To clearly characterize the dynamic carbon emission status of the power system, Fang [V] proposes a data-driven method. Based on the IEEE 118-bus system and one year of real operational data, the study first constructs a nodal marginal emission factor system. Then it simulates power system dispatch using DC optimal power flow. By combining time-series load, renewable energy generation, and environmental variables, a graph convolutional neural network (GCN) is employed to fit the spatial and temporal relationships between nodal marginal emission and other features. This method can accurately identify the marginal emission characteristics of the power system and avoid time-consuming real-time optimal power flow computation. Compared with other models (such as LSTM, ARIMA, and LASSO), GCN achieves lower normalized root mean square error (nRMSE) and normalized mean absolute error (nMAE). The study shows that an excessive tendency to reduce marginal emission may compromise the economic operation of the power system. In summary, this study proposes a framework for accurately identifying marginal emission characteristics and utilizes a GCN to achieve a precise estimation of the marginal emission factor.

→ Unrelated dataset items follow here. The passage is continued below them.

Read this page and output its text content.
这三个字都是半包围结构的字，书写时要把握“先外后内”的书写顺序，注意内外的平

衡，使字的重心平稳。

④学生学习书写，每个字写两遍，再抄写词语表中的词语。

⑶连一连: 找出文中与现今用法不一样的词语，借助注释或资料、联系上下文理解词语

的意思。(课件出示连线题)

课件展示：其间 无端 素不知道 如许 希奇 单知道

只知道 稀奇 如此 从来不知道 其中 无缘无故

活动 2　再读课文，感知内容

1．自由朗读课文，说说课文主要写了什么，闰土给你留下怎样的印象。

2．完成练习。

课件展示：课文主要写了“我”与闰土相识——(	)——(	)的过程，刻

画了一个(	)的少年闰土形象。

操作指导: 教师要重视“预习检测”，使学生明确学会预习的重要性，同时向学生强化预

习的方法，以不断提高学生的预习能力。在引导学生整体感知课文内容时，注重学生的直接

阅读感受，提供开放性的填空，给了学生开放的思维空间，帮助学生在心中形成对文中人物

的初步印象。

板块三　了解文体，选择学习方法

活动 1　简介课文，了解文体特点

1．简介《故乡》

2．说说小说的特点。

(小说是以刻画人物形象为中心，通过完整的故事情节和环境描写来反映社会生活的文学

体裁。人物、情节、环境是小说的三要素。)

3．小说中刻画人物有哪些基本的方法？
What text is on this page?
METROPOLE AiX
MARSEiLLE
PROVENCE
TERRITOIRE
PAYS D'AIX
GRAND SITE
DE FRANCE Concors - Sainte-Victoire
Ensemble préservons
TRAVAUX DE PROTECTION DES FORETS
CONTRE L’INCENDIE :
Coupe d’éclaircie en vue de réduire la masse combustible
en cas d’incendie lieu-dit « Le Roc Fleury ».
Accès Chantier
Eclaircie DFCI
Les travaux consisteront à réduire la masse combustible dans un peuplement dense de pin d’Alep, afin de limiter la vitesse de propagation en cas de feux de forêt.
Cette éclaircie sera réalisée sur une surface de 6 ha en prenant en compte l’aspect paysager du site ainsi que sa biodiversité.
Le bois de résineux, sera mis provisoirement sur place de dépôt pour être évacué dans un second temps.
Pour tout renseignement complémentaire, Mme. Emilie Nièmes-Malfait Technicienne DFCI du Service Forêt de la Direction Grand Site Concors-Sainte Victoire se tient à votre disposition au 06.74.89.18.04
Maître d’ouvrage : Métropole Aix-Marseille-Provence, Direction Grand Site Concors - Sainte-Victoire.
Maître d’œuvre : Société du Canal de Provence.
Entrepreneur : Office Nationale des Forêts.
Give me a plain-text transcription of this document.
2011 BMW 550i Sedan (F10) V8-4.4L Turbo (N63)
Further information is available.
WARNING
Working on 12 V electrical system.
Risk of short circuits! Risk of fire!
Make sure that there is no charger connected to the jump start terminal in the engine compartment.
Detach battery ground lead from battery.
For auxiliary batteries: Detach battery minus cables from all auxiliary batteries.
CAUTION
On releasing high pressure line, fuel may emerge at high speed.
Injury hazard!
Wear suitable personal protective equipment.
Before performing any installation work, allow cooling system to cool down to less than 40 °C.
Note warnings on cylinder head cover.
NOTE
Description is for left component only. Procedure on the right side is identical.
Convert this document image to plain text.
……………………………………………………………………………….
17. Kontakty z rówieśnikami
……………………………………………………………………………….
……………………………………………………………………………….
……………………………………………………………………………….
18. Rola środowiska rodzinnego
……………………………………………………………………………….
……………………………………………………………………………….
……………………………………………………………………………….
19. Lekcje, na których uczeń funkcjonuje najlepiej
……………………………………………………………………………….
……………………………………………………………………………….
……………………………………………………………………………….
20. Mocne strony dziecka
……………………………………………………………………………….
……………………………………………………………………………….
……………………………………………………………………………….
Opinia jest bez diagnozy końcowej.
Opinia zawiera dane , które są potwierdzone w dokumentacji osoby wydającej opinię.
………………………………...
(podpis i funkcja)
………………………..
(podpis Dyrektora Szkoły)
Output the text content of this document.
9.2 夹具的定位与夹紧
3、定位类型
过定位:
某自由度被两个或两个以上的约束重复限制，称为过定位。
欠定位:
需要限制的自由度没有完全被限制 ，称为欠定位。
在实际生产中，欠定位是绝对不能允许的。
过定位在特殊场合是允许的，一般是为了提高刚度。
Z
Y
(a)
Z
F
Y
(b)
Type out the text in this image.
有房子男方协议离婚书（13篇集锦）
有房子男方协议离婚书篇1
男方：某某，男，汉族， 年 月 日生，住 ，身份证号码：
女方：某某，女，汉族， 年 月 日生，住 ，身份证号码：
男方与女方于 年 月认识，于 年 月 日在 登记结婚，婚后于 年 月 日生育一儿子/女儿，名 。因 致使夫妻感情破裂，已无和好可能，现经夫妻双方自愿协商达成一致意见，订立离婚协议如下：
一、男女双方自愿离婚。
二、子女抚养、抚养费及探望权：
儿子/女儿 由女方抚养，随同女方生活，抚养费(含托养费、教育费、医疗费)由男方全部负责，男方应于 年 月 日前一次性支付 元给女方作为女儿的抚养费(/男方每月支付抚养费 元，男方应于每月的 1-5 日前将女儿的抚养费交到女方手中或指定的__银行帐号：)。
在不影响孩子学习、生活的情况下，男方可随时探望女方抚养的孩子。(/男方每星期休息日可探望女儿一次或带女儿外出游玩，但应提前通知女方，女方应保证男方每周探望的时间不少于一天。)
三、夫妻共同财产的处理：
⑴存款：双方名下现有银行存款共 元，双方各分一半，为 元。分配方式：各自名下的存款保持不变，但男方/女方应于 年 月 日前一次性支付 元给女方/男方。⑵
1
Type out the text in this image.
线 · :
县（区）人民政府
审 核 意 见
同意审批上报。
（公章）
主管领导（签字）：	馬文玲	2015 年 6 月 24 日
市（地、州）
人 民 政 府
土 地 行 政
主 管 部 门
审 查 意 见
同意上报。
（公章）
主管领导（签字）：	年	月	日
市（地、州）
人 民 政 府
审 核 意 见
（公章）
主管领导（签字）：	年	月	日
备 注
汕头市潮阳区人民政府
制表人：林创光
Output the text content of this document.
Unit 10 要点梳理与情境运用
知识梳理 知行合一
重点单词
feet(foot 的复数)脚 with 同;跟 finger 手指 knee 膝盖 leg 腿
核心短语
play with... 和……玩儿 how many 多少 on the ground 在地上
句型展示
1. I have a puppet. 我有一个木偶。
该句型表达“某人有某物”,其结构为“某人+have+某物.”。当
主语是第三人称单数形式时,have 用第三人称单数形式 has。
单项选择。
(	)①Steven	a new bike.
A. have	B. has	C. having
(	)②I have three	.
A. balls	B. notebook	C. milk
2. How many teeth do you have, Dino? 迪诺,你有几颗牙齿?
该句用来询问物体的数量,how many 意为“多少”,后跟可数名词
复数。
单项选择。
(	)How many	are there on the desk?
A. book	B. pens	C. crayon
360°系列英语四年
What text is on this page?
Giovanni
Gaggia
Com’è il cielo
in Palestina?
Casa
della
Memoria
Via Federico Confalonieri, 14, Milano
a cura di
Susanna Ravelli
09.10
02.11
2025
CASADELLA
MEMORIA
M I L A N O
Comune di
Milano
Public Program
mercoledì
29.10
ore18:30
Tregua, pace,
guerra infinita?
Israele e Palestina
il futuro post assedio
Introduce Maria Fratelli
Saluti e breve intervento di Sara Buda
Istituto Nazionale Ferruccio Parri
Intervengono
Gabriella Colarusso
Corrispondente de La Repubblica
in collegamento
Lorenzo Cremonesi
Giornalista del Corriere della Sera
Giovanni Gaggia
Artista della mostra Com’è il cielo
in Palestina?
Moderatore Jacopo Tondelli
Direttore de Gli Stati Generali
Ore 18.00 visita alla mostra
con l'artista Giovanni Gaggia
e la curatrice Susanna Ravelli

Noise barriers along highways occupy large areas of land, but they have relatively low land-use efficiency. Installing photovoltaic (PV) panels on these noise barriers can enable renewable energy generation without additional land occupation. Tavares [VI] proposes a YOLO-based object detection algorithm to automatically identify the location of noise barriers along highways and estimate the potential power generation capacity after PV installation. Similarly to other computer vision techniques, the model’s performance highly depends on the diversity of the dataset and the consistency of annotations, indicating that manual data labeling will be one of the main challenges for the model. Nevertheless, when the dataset is sufficient, the model can accurately detect noise barriers and provide valuable guidance for PV system deployment. The study demonstrates the application prospects of computer vision in augmenting the use of renewable energy.